Bu onun oğlu Alex Sharp'tı, şimdi üç yaşındaydı ve giderek o pisliğe benzemeye başlıyordu.
"Anneciğim, çok uykum var..."
"Alex, Anneciğin daha sonra bir iş toplantısına gitmesi gerekiyor. Seni yerleştirecek vaktim yok, bu yüzden seni de yanıma almak zorundayım. Uslu durmalısın ve Anneciğin işi bittikten sonra seni çok lezzetli bir şeyler yemeye götüreceğim." Küçük çocuğu bir bebeği yatıştırır gibi sakinleştirdi.
Beklenmedik bir şekilde Alex ona gözlerini devirdi. "Hadi ama Anneciğim. Ben zaten üç yaşındayım. Normal bir şekilde konuşsan bile anlayabilirim. Ayrıca, ben ne zaman yaramazlık yaptım ki?"
Valeria sustu. Bazen oğlunun sadece o pisliğe benzemekle kalmayıp, onunla benzer bir mizaca sahip olduğunu hissediyordu.
"Valeria! Buraya!" Onları almaktan sorumlu olan Jepson Lever onlara el salladı.
Valeria gülümsedi ve bagaj arabasını ona doğru itti.
Jepson arabayı ondan aldı. "Önce gidip müşteriyle konuşalım. Sabırsızlanıyor gibi görünüyorlar."
"Pekala."
Yarım saat sonra araba yavaşça bir gökdelenin altında durdu.
Valeria, enerjik Alex'i bir kez daha uyardı: "Alex, etrafta koşuşturmamalısın, yoksa Anneciğin sinirlenir ve seni köşede bekletirim!"

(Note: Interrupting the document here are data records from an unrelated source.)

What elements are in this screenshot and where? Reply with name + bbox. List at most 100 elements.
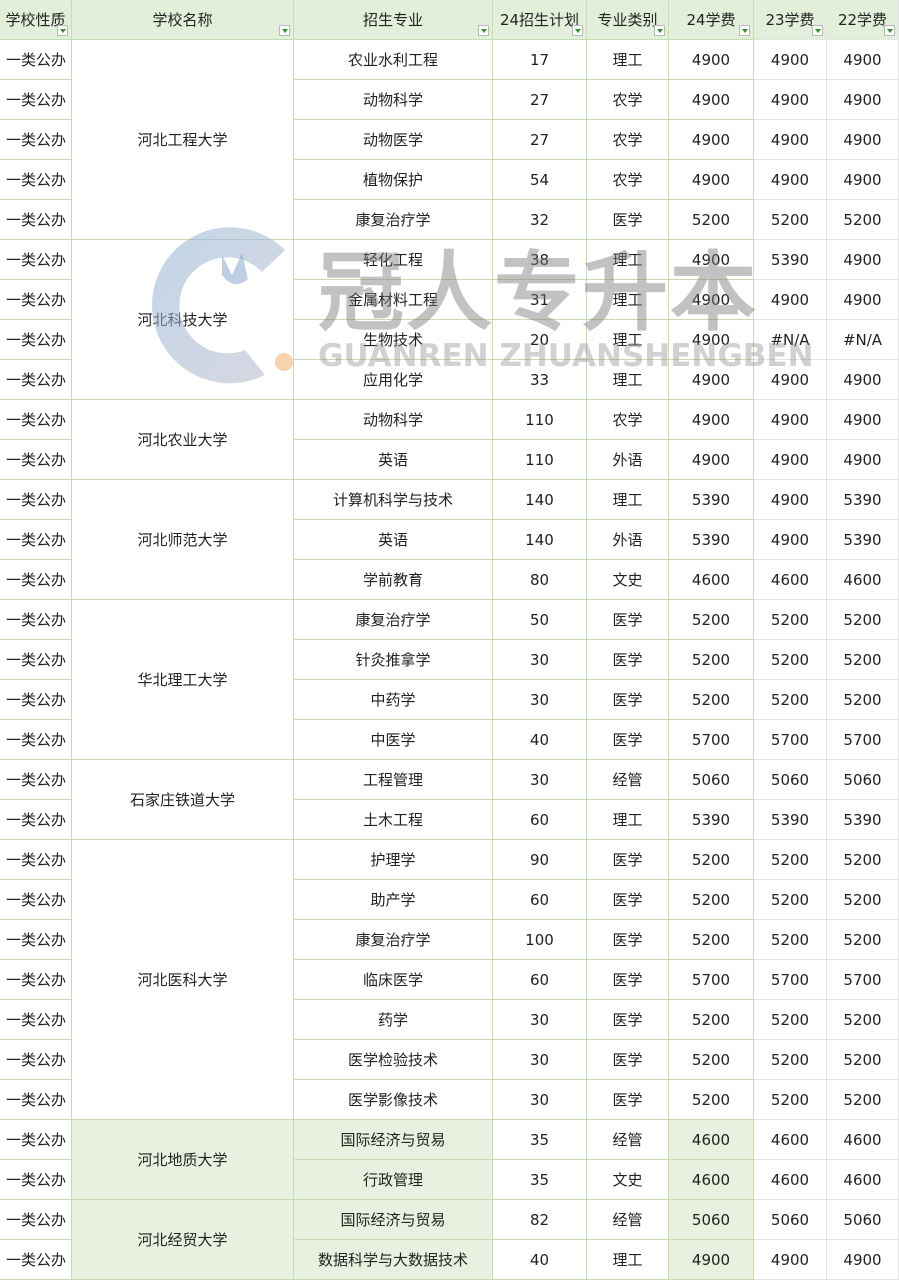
fee-24: 4600 [669, 1120, 754, 1160]
plan: 90 [493, 840, 587, 880]
major: 计算机科学与技术 [294, 480, 493, 520]
fee-24: 5200 [669, 1000, 754, 1040]
major: 学前教育 [294, 560, 493, 600]
plan: 40 [493, 720, 587, 760]
fee-22: 4900 [827, 120, 899, 160]
category: 理工 [587, 240, 669, 280]
major: 医学检验技术 [294, 1040, 493, 1080]
category: 外语 [587, 520, 669, 560]
plan: 60 [493, 800, 587, 840]
fee-22: 5200 [827, 840, 899, 880]
plan: 60 [493, 880, 587, 920]
plan: 30 [493, 1080, 587, 1120]
fee-23: 5200 [754, 880, 827, 920]
plan: 30 [493, 1040, 587, 1080]
school-type: 一类公办 [0, 720, 72, 760]
filter-button[interactable] [572, 25, 583, 36]
fee-23: 4900 [754, 160, 827, 200]
fee-22: 5200 [827, 640, 899, 680]
fee-24: 5390 [669, 480, 754, 520]
fee-23: 5700 [754, 960, 827, 1000]
filter-button[interactable] [739, 25, 750, 36]
school-name: 河北农业大学 [72, 400, 294, 480]
category: 医学 [587, 720, 669, 760]
fee-22: 4900 [827, 1240, 899, 1280]
fee-22: 4900 [827, 360, 899, 400]
school-type: 一类公办 [0, 960, 72, 1000]
fee-24: 5700 [669, 960, 754, 1000]
plan: 32 [493, 200, 587, 240]
category: 理工 [587, 1240, 669, 1280]
school-type: 一类公办 [0, 1240, 72, 1280]
fee-22: 5200 [827, 880, 899, 920]
major: 康复治疗学 [294, 600, 493, 640]
fee-24: 4900 [669, 80, 754, 120]
fee-23: 5060 [754, 1200, 827, 1240]
major: 土木工程 [294, 800, 493, 840]
fee-23: 5200 [754, 1080, 827, 1120]
school-type: 一类公办 [0, 1000, 72, 1040]
fee-24: 4600 [669, 560, 754, 600]
category: 理工 [587, 40, 669, 80]
fee-24: 4900 [669, 160, 754, 200]
fee-24: 4900 [669, 360, 754, 400]
filter-button[interactable] [279, 25, 290, 36]
major: 中医学 [294, 720, 493, 760]
school-type: 一类公办 [0, 1080, 72, 1120]
filter-button[interactable] [654, 25, 665, 36]
school-type: 一类公办 [0, 800, 72, 840]
fee-24: 5200 [669, 600, 754, 640]
fee-23: 4900 [754, 360, 827, 400]
fee-24: 5200 [669, 680, 754, 720]
category: 农学 [587, 160, 669, 200]
fee-22: #N/A [827, 320, 899, 360]
school-type: 一类公办 [0, 360, 72, 400]
school-type: 一类公办 [0, 80, 72, 120]
plan: 30 [493, 1000, 587, 1040]
header-cell: 23学费 [754, 0, 827, 40]
category: 经管 [587, 760, 669, 800]
category: 理工 [587, 280, 669, 320]
fee-24: 4900 [669, 120, 754, 160]
category: 理工 [587, 480, 669, 520]
major: 药学 [294, 1000, 493, 1040]
fee-22: 4900 [827, 160, 899, 200]
plan: 38 [493, 240, 587, 280]
major: 针灸推拿学 [294, 640, 493, 680]
fee-24: 5700 [669, 720, 754, 760]
filter-button[interactable] [812, 25, 823, 36]
major: 护理学 [294, 840, 493, 880]
category: 农学 [587, 120, 669, 160]
school-name: 河北师范大学 [72, 480, 294, 600]
fee-24: 4900 [669, 440, 754, 480]
major: 动物科学 [294, 80, 493, 120]
filter-button[interactable] [884, 25, 895, 36]
fee-23: 5060 [754, 760, 827, 800]
major: 应用化学 [294, 360, 493, 400]
filter-button[interactable] [478, 25, 489, 36]
school-name: 河北医科大学 [72, 840, 294, 1120]
school-type: 一类公办 [0, 440, 72, 480]
category: 外语 [587, 440, 669, 480]
major: 行政管理 [294, 1160, 493, 1200]
fee-24: 4900 [669, 40, 754, 80]
school-name: 石家庄铁道大学 [72, 760, 294, 840]
filter-button[interactable] [57, 25, 68, 36]
fee-22: 5390 [827, 800, 899, 840]
fee-23: 4900 [754, 520, 827, 560]
fee-22: 4900 [827, 80, 899, 120]
major: 医学影像技术 [294, 1080, 493, 1120]
school-type: 一类公办 [0, 1160, 72, 1200]
major: 康复治疗学 [294, 200, 493, 240]
category: 理工 [587, 360, 669, 400]
fee-24: 5200 [669, 1040, 754, 1080]
category: 医学 [587, 200, 669, 240]
plan: 82 [493, 1200, 587, 1240]
major: 农业水利工程 [294, 40, 493, 80]
school-type: 一类公办 [0, 320, 72, 360]
category: 医学 [587, 920, 669, 960]
fee-24: 5200 [669, 920, 754, 960]
fee-22: 4600 [827, 1160, 899, 1200]
fee-24: 5200 [669, 880, 754, 920]
fee-24: 5200 [669, 1080, 754, 1120]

Alex cevapladı: "Biliyorum. Biliyorum. Anneciğim, çok mızmızsın."
Jepson, Valeria ve Alex zemin kattaki lobide yürüdüler.
Dört yıl geçmişti ve Valeria, önündeki gökdelenin Hackett'ın sahibi olduğu James Group'un yeni yeri olduğunu bilmiyordu.
Başka bir deyişle, o anda Hackett da gökdelenin içindeydi.
Jepson resepsiyona yaklaştı ve resepsiyonist gülümseyerek, "Merhaba, randevunuz var mı?" diye sordu.
Jepson, "Evet, Cooper Hukuk Bürosu'ndan Jepson Lever," diye yanıtladı.
Valeria'nın gözleri hemen resepsiyon masasının arkasındaki şık bir şekilde tasarlanmış kelimelere takıldı - James Group!
Yüzü anında değişti ve şaşkınlıkla yanındaki Jepson'a baktı. "Yani müşterimiz James Group mu?"
Jepson, durumun ciddiyetinin hala farkında olmadan, "Evet," diye yanıtladı.
O anda Valeria'nın arkasını dönüp gitme dürtüsü vardı.